This study compared the predicted data with the actual data captured from the registration system in Jiangsu China during the first three months of COVID-19 measures in Jiangsu, China.
Data source
All actual data were extracted from the web-based Comprehensive Response Information Management System (CRIMS), which is a real-time case reporting system for HIV care services in China. All clients that received positive HIV confirmation test results are linked to the CRIMS and are entitled to free health care services such as physical and mental health care, referral care, CD4 testing, viral load testing once per year, ART services, amongst others. Epidemiological characteristics and clinical results of PLWHIVs collated by health care workers for reporting on CRIMS including patient name, identification card number, age, occupation, route of infection, screening sites, CD4 cell count, ART, and so on.
In total, 2,500 laboratories made up of 14 confirmatory laboratories, 699 screening laboratories, and 1787 screening sites, are designated for HIV testing services in Jiangsu, as at 2019. These facilities reported data on the number of screened or confirmed tests via a web-based system monthly and the testing data used in this study were retrieved from this system.
COVID-19 related case reports for Jiangsu on the other hand were retrieved from publicly available disease databases of Jiangsu provincial Health Committee (http://wjw.jiangsu.gov.cn/) and merged for analysis.
Definition of characteristics
Migratory status was determined using patients’ official household registration details. Participant’s whose registration were not in Jiangsu, was categorized as immigrant [10]. Screening test sites were classified into four groups consisting of: clinical sites, key population sites, penitentiary sites, and others. Data on HIV testing services accessed by persons who sought facility-based healthcare services such as surgery, antenatal care, and sexual transmitted infection testing or medical examination were categorized as hospital sites data. Screening test data that reported from voluntary counseling and testing (VCT), pre-marital examination centers, HIV-positive sexual partners or children testing, physical examination entertainment venue employees, blood donors and conscription physical examination are categorized as key population sites data.
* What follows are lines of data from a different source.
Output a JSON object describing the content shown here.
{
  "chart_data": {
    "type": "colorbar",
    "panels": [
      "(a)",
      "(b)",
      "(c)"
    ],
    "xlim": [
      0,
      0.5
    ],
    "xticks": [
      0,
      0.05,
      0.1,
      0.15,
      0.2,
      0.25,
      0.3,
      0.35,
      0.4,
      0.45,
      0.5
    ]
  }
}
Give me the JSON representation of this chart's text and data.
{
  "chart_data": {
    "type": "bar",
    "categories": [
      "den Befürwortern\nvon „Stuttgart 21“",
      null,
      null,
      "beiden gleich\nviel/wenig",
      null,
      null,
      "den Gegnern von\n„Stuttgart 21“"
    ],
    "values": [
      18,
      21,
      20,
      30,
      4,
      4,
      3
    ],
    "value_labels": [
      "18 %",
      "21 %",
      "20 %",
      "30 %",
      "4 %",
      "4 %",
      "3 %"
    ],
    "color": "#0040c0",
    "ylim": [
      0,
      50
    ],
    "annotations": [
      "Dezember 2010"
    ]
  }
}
Test reports that came from detention and prison centers were categorized as penitentiary sites data whiles testing results obtained via other means not stated were categorized as other site data.
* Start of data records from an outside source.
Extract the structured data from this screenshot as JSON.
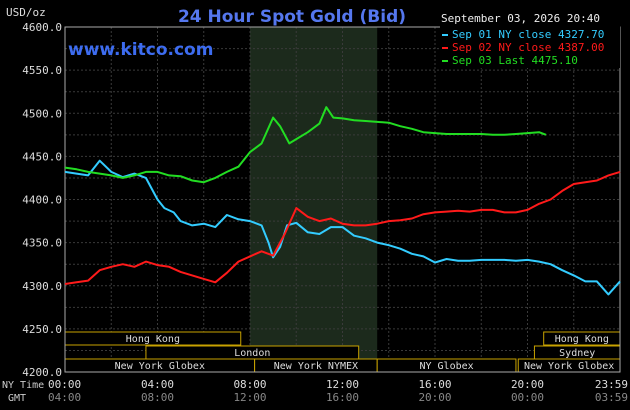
{
  "title": "24 Hour Spot Gold (Bid)",
  "unit_label": "USD/oz",
  "brand": "www.kitco.com",
  "timestamp": "September 03, 2026 20:40",
  "legend": [
    {
      "label": "Sep 01 NY close 4327.70",
      "color": "#33ccff"
    },
    {
      "label": "Sep 02 NY close 4387.00",
      "color": "#ff1a1a"
    },
    {
      "label": "Sep 03 Last 4475.10",
      "color": "#22dd22"
    }
  ],
  "row_labels": {
    "ny_time": "NY Time",
    "gmt": "GMT"
  },
  "ny_time_ticks": [
    "00:00",
    "04:00",
    "08:00",
    "12:00",
    "16:00",
    "20:00",
    "23:59"
  ],
  "gmt_ticks": [
    "04:00",
    "08:00",
    "12:00",
    "16:00",
    "20:00",
    "00:00",
    "03:59"
  ],
  "sessions": {
    "row1": [
      {
        "label": "Hong Kong",
        "start": 0,
        "end": 7.6
      },
      {
        "label": "Hong Kong",
        "start": 20.7,
        "end": 24
      }
    ],
    "row2": [
      {
        "label": "London",
        "start": 3.5,
        "end": 12.7
      },
      {
        "label": "Sydney",
        "start": 20.3,
        "end": 24
      }
    ],
    "row3": [
      {
        "label": "New York Globex",
        "start": 0,
        "end": 8.2
      },
      {
        "label": "New York NYMEX",
        "start": 8.2,
        "end": 13.5
      },
      {
        "label": "NY Globex",
        "start": 13.5,
        "end": 19.5
      },
      {
        "label": "New York Globex",
        "start": 19.6,
        "end": 24
      }
    ]
  },
  "chart_data": {
    "type": "line",
    "title": "24 Hour Spot Gold (Bid)",
    "ylabel": "USD/oz",
    "x_unit": "NY time, hours",
    "xlim": [
      0,
      24
    ],
    "ylim": [
      4200,
      4600
    ],
    "yticks": [
      4200.0,
      4250.0,
      4300.0,
      4350.0,
      4400.0,
      4450.0,
      4500.0,
      4550.0,
      4600.0
    ],
    "highlight_x_range": [
      8,
      13.5
    ],
    "grid": true,
    "series": [
      {
        "name": "Sep 01 NY close 4327.70",
        "color": "#33ccff",
        "x": [
          0,
          0.5,
          1,
          1.5,
          2,
          2.5,
          3,
          3.5,
          4,
          4.3,
          4.7,
          5,
          5.5,
          6,
          6.5,
          7,
          7.5,
          8,
          8.5,
          8.8,
          9,
          9.3,
          9.6,
          10,
          10.5,
          11,
          11.5,
          12,
          12.5,
          13,
          13.5,
          14,
          14.5,
          15,
          15.5,
          16,
          16.5,
          17,
          17.5,
          18,
          18.5,
          19,
          19.5,
          20,
          20.5,
          21,
          21.5,
          22,
          22.5,
          23,
          23.5,
          24
        ],
        "y": [
          4432,
          4430,
          4428,
          4445,
          4432,
          4426,
          4430,
          4425,
          4400,
          4390,
          4385,
          4375,
          4370,
          4372,
          4368,
          4382,
          4377,
          4375,
          4370,
          4350,
          4333,
          4345,
          4370,
          4373,
          4362,
          4360,
          4368,
          4368,
          4358,
          4355,
          4350,
          4347,
          4343,
          4337,
          4334,
          4327,
          4331,
          4329,
          4329,
          4330,
          4330,
          4330,
          4329,
          4330,
          4328,
          4325,
          4318,
          4312,
          4305,
          4305,
          4290,
          4305
        ]
      },
      {
        "name": "Sep 02 NY close 4387.00",
        "color": "#ff1a1a",
        "x": [
          0,
          0.5,
          1,
          1.5,
          2,
          2.5,
          3,
          3.5,
          4,
          4.5,
          5,
          5.5,
          6,
          6.5,
          7,
          7.5,
          8,
          8.5,
          9,
          9.5,
          10,
          10.5,
          11,
          11.5,
          12,
          12.5,
          13,
          13.5,
          14,
          14.5,
          15,
          15.5,
          16,
          16.5,
          17,
          17.5,
          18,
          18.5,
          19,
          19.5,
          20,
          20.5,
          21,
          21.5,
          22,
          22.5,
          23,
          23.5,
          24
        ],
        "y": [
          4302,
          4304,
          4306,
          4318,
          4322,
          4325,
          4322,
          4328,
          4324,
          4322,
          4316,
          4312,
          4308,
          4304,
          4315,
          4328,
          4334,
          4340,
          4335,
          4360,
          4390,
          4380,
          4375,
          4378,
          4372,
          4370,
          4370,
          4372,
          4375,
          4376,
          4378,
          4383,
          4385,
          4386,
          4387,
          4386,
          4388,
          4388,
          4385,
          4385,
          4388,
          4395,
          4400,
          4410,
          4418,
          4420,
          4422,
          4428,
          4432
        ]
      },
      {
        "name": "Sep 03 Last 4475.10",
        "color": "#22dd22",
        "x": [
          0,
          0.5,
          1,
          1.5,
          2,
          2.5,
          3,
          3.5,
          4,
          4.5,
          5,
          5.5,
          6,
          6.5,
          7,
          7.5,
          8,
          8.5,
          9,
          9.3,
          9.7,
          10,
          10.5,
          11,
          11.3,
          11.6,
          12,
          12.5,
          13,
          13.5,
          14,
          14.5,
          15,
          15.5,
          16,
          16.5,
          17,
          17.5,
          18,
          18.5,
          19,
          19.5,
          20,
          20.5,
          20.8
        ],
        "y": [
          4437,
          4435,
          4432,
          4430,
          4428,
          4425,
          4428,
          4432,
          4432,
          4428,
          4427,
          4422,
          4420,
          4425,
          4432,
          4438,
          4455,
          4465,
          4495,
          4485,
          4465,
          4470,
          4478,
          4488,
          4507,
          4495,
          4494,
          4492,
          4491,
          4490,
          4489,
          4485,
          4482,
          4478,
          4477,
          4476,
          4476,
          4476,
          4476,
          4475,
          4475,
          4476,
          4477,
          4478,
          4475
        ]
      }
    ]
  }
}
Prediction of the amount of services should be provided during the first three months of COVID-19 measures
The HIV/AIDS and COVID-19 epidemic curves were constructed using data from Jan 1st, 2020 to Mar 31st, 2020 (we define this as the first three months of the COVID-19 measures in China) and key dates relating to epidemic features and control policies were overlaid to aid interpretation (Supplement fig 1). Autoregressive integrated moving average (ARIMA) model was used for forecasting parameters from 2016 to 2020. The normal formular of ARIMA is written as ARIMA (p,d,q)(P,D,Q)s. Four synergistic steps is to developed an ARIMA model, including time series stationary, model identification, parameter estimation and diagnostic checking[17]. First, we choose sequence diagram and white noise test to test whether the time series is stationary or not with log transformation, seasonal or non-seasonal difference. The augmented Dickey-Fuller (ADF) unit root test is carried out to verify the stability of the sequence. Secondly, autocorrelation function (ACF) and partial autocorrelation (PACF) graph were applied to determine the approximate value of p, q, P and Q. Thirdly, the actual ARIMA model was determined by the parametric test and residual test. Box’ test was used to test whether parameters were statistical significance and whether the residual is white noise. Lastly, according to Akaike information criterion (AIC)and Bayesian information criterion (BIC)criteria, the model with the smallest AIC and BIC values is selected as the optimal model [18]. If the ARIMA model does not fit for the data, an alternative model of exponential smoothing model was used for forecasting parameters. All the parameters in the ARIMA model were showed in the supplement materials (Supplement fig 3, Supplement table 1). The error rate is calculated to testified the accuracy of forecast model using data from 2016 to 2019(Supplement fig 4).
Statistical analysis
All curves were forecasted using R packages in R software with version 3.6.3in a time series model for Jan 2020 to Mar 2020 based on the monthly number of reported data from Jan 2016 to Dec 2019. Then we analysis the difference characteristics between the first quarter in 2020 and cumulative numbers in the first quarter for 2016 to 2019 using R software with version 3.6.3. All statistical significance level was set at a=0.05.
Ethical statement
Participants provided written informed consent prior to the interview and blood collection. Information on clients’ personal identifying information such as name, ID number, phone number, and home address were eliminated prior to data analysis. The study process and contents were reviewed and approved by the Institutional Review Board of the National Center for AIDS/STD Control and Prevention (NCAIDS) and Center for Disease Control and Prevention (CDC) in China. The study was carried out in accordance with relevant guidelines.